The leading methodological strength of this study was its phenomenological design which allowed rich and in depth understanding of the lived experiences of this group of PC nurses (Aveyard, 2014, p.62). Conversely, the investigators also indicated this as a weakness as it only integrated nurses from one hospice premises, thus reflecting the inability to generalise their findings. Further limitation to the methodology of this study is the susceptibility of researchers’ bias (Coombes, L. et al., 2009, p202). Moule and Heck (2011, p. 104) state that in order to measure the trustworthiness and ensure rigour in qualitative research, an interpretation of the findings must be reliable and auditable, however, this study only presented a quick overview of the questions asked and only a selected few answers, and participants declined to comment on the transcript and the evolving themes.

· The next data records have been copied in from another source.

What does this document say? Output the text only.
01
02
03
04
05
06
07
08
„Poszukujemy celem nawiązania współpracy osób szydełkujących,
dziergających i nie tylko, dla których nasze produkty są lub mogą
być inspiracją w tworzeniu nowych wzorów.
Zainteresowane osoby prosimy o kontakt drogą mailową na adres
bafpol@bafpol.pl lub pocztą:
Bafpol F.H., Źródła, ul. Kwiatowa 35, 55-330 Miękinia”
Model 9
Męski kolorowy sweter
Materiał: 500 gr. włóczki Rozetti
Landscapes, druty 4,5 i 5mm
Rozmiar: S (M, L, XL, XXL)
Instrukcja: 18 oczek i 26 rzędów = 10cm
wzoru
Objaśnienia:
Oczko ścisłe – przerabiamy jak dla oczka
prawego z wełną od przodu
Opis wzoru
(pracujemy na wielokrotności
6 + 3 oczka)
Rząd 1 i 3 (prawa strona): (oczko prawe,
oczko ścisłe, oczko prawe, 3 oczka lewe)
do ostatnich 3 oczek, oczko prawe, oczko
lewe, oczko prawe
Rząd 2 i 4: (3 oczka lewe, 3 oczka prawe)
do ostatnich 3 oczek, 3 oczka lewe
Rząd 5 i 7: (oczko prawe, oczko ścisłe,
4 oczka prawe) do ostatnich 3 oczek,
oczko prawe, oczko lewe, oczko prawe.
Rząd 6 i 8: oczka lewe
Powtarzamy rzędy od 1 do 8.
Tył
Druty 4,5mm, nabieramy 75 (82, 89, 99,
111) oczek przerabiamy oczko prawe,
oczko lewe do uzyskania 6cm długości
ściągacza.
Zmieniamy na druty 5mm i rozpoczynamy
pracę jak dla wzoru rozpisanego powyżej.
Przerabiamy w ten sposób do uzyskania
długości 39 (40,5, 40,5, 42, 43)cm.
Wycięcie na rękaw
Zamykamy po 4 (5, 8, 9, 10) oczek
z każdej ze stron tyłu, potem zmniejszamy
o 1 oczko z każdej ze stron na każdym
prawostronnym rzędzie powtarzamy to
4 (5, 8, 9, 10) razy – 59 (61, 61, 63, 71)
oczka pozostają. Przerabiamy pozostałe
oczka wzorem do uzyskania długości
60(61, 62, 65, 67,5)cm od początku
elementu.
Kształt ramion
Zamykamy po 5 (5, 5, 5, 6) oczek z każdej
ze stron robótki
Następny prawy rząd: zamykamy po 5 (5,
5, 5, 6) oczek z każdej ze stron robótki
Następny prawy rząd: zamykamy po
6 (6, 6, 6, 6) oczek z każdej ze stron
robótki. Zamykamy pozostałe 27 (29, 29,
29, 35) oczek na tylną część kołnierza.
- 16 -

Inghelbrecht et al. (2009) demonstrated that nurses with strong religious beliefs were more likely to disapprove of euthanasia, however their attitude changed when they were dealing with refractory symptoms and withdrawing life sustaining treatments. This is substantiated by Gielen et al. (2012) secondary analysis of a quantitative study which focused on Flemish PC nurses’ attitudes towards PS taking into account world views, religion and demographic variables. PC nurses were asked to voice their views on treatment decisions when dealing with patients with advanced disease, thus includingPS. This survey was delivered pre establishment of the 2010 guidelines brought by the Flemish Palliative Care Federation. It was sent to Flemish PC nurses (n=589) and was presented as an anonymous self administered questionnaire of 69 statements. A total of 70.5% (n=415) questionnaires were returned. 88.2% (n=366) were female and 11.8% (n=49) were male respondents, with a mean age of 43.6. The mean number of years of PC experiences was 5.9. A latent class analysis, using the PoLCA-package, was performed by the researchers on the ten statements providing information on PS, which allowed clustering of nurses’ stand towards PS. The results indicated that the majority of nurses advocated for deep and continuous sedation. The researchers acknowledged that religion, world views or demographic components had no causal effect on the attitude of PC nurses towards PS; however they also acknowledged these results are only representative to this specific group of specialist nurses.

The main methodological strength of this study is produced by its design as it utilises mechanisms to maximise validity and precision and minimise biases when dealing principally with cause probing enquiry (Polit and Beck, 2010, p16, 222).  An added strength is the large geographical area covered by the survey which emphasizes generalisability of findings, and the honest opinions of participants are sought through the process of anonymity (Moule and Heck, 2011, p112). The study limitations are inclusive of the data being collected pre PS guidelines implementation in 2010, and may not be relevant to current practice and ideology, which is acknowledged by the researchers. A further limitation attributed to the study is the length of the questionnaire which required 69 answers, but only 10 were pertinent to PS. Bryman (2012, p.271) also indicated that key terms in surveys can be misinterpreted and that recollection of events could be misremembered. He also expressed that people’s expression of their behaviour and the way they behave could be contrasting.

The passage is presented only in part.